これまで、彼が不快な思いをする時には、その原因はいつも周囲の人にあったが、この時だけはそうでなかった。彼は自分自身に、ある大きな物足りなさを感じはじめていたのである。
(自分は、自分を可愛がってくれる人が、なぜこんなに、ほしいのだろう。そして恭ちゃんや俊ちゃんが誰かに可愛がられているのを見ると、なぜいつもいやな気持になるんだろう。また自分は、人が正直でないと誰よりも腹が立つくせに、自分はなぜ嘘をついたり、ごまかしたりするんだろう。これが大巻のお祖父さんの言った「迷い」というのだろうか。)

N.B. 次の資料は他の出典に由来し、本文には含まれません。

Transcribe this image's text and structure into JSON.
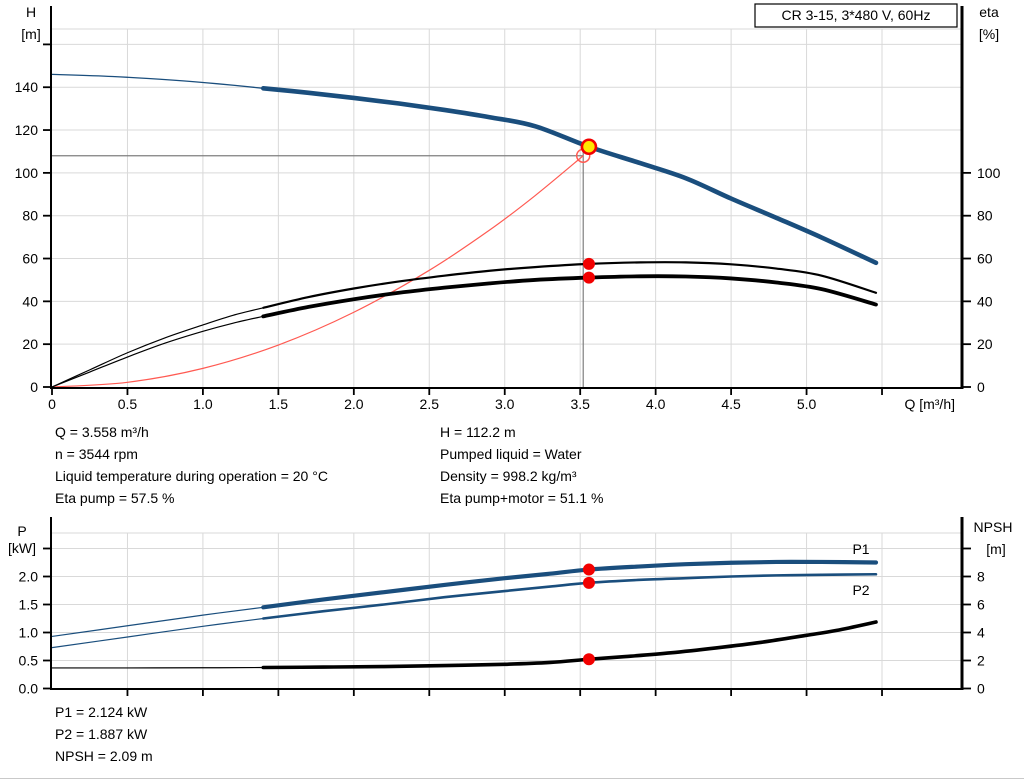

(自分は卑怯なのだろうか。これまで、恭ちゃんなんかより自分の方がずっと強いと思っていたが、何だかあやしくなって来た。恭ちゃんはいつも真っ直な心で押しとおしているし、心にもないことを言ったりして、人に可愛がってもらおうとはしない。それに、このごろ恭ちゃんといっしょにいると、なぜかときどき恐いような気にさえなる。)
はっきりとではないが、彼の頭の中には、そんなような疑問が往復していた。幼年時代からの運命に培《つちか》われて来た彼の心理の複雑さが、こうして、そろそろと自覚的な仂きをみせるまでに、彼も今は成長していたのである。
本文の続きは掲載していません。